Private warehouse construction is also expected to rise through 2023, taking a slight dip nationwide in 2024, then rebounding in 2025.

It’s important to note that industry forecasts are a look at what is happening nationwide, with market conditions in the Southeast often outperforming other parts of the country, Gainor said.

“We have a few things going for us in the Southeast, including good infrastructure, ports along our coastlines, available land and a strong workforce,” he said. “What others may see in the Northeast or out West may be different than what we see here locally.”

Carolina Handling’s diversified customer base also is a strength, according to Gainor.
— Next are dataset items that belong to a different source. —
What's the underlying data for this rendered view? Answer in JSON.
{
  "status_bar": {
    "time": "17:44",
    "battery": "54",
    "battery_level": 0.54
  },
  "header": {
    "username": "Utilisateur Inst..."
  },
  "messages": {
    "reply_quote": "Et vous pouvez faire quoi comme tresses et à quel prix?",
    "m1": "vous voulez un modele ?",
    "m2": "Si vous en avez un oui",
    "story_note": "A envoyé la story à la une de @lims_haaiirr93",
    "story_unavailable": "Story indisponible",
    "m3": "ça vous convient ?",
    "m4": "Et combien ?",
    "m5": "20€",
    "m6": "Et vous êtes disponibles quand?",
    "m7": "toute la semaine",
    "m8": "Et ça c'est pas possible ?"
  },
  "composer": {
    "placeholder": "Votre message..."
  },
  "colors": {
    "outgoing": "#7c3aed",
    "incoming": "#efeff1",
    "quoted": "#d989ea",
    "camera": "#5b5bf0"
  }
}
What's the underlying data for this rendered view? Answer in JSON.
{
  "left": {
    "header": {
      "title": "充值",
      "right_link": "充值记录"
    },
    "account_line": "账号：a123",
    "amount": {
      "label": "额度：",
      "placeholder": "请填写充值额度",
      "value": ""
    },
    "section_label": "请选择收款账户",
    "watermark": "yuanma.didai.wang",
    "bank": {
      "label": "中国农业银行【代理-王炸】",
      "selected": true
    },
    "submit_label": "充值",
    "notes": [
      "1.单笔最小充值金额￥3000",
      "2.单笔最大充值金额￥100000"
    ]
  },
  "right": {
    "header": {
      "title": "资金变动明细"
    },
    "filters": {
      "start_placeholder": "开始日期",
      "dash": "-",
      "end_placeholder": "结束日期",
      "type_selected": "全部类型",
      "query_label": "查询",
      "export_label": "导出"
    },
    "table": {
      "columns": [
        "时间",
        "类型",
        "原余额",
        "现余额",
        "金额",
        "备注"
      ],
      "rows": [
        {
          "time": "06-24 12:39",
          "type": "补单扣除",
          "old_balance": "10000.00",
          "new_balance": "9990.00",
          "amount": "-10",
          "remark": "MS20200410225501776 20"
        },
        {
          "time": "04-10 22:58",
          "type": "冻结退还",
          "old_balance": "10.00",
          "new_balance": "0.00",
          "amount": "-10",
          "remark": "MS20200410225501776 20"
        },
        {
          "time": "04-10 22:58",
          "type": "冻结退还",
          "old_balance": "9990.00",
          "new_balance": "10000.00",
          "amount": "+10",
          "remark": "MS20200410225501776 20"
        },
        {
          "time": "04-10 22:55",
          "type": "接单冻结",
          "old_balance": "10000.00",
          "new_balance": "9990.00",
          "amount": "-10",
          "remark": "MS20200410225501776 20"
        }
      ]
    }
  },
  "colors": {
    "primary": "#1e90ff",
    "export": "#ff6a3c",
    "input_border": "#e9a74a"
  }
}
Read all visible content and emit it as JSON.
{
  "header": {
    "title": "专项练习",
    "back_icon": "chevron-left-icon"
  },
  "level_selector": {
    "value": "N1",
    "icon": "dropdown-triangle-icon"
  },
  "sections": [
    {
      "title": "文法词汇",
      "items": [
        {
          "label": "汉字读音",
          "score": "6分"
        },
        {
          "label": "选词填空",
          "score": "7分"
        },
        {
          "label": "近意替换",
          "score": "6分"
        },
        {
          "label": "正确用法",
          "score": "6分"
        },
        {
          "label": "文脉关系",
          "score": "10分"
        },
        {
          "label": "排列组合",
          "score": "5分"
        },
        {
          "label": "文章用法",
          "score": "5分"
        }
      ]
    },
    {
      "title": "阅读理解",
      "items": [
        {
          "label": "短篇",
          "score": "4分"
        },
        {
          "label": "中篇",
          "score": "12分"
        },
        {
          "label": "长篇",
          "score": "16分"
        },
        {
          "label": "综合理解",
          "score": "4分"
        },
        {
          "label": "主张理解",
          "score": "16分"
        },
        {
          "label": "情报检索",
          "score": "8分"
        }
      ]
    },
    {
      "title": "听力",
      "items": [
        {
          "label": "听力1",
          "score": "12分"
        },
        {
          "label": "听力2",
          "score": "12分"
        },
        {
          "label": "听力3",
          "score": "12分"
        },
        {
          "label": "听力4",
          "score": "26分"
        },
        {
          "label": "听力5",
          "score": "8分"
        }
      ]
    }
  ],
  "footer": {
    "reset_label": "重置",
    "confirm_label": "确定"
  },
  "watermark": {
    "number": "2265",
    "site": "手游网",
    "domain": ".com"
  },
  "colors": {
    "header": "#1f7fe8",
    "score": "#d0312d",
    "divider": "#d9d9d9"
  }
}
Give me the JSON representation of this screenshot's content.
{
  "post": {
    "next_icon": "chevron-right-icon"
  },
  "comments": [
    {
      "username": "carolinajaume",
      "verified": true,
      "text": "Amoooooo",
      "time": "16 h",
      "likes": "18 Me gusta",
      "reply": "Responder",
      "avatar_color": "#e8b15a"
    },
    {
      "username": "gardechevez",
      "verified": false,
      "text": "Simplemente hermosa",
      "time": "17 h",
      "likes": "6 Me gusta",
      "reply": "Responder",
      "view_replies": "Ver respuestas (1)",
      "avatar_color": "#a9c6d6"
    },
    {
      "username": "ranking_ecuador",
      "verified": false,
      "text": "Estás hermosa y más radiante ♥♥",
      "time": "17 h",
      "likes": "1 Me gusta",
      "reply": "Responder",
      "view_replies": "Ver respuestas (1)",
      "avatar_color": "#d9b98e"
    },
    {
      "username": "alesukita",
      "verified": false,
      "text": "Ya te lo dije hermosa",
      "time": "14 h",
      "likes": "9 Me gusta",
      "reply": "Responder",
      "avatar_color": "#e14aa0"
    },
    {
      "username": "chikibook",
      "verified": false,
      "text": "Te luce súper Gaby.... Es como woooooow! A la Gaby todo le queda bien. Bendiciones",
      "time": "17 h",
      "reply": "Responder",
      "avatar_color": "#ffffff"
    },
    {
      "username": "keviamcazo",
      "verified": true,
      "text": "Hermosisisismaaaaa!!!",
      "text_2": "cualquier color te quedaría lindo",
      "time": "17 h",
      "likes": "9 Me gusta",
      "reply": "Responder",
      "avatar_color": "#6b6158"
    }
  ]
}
“It's important to keep in mind that we service so many different verticals. Companies that may see a drop-off at the beginning of a slowdown will be propped up by those that may not see it until the end,” he said.

MH Adoption Trends Chart

A recent trade association report shows the types of equipment and technology to be adopted over the next five years. They are:

  • Robotics and automation: 78% adoption
  • Driverless vehicles: 65% adoption
  • Inventory and network optimization: 88% adoption
  • Sensors and automatic ID: 83% adoption
  • Advanced + predictive analytics: 81% adoption
  • Internet of Things: 68% adoption

These adoption trends fall in line with overcoming the top challenges in today’s supply chain, including:

  • Using automation to get products to consumers faster
  • Using inventory and network optimization to remove stocking gaps
  • Using data and technology to provide transparency up and down the supply chain

But at the end of the day, the number-one barrier to adoption for all these items is the lack of a clear business case, Perkins said.

“Carolina Handling will continue to position itself as an intralogistics solutions partner and consultant, looking for opportunities to help customers eliminate waste, improve processes and use automation to address labor shortages,” he said.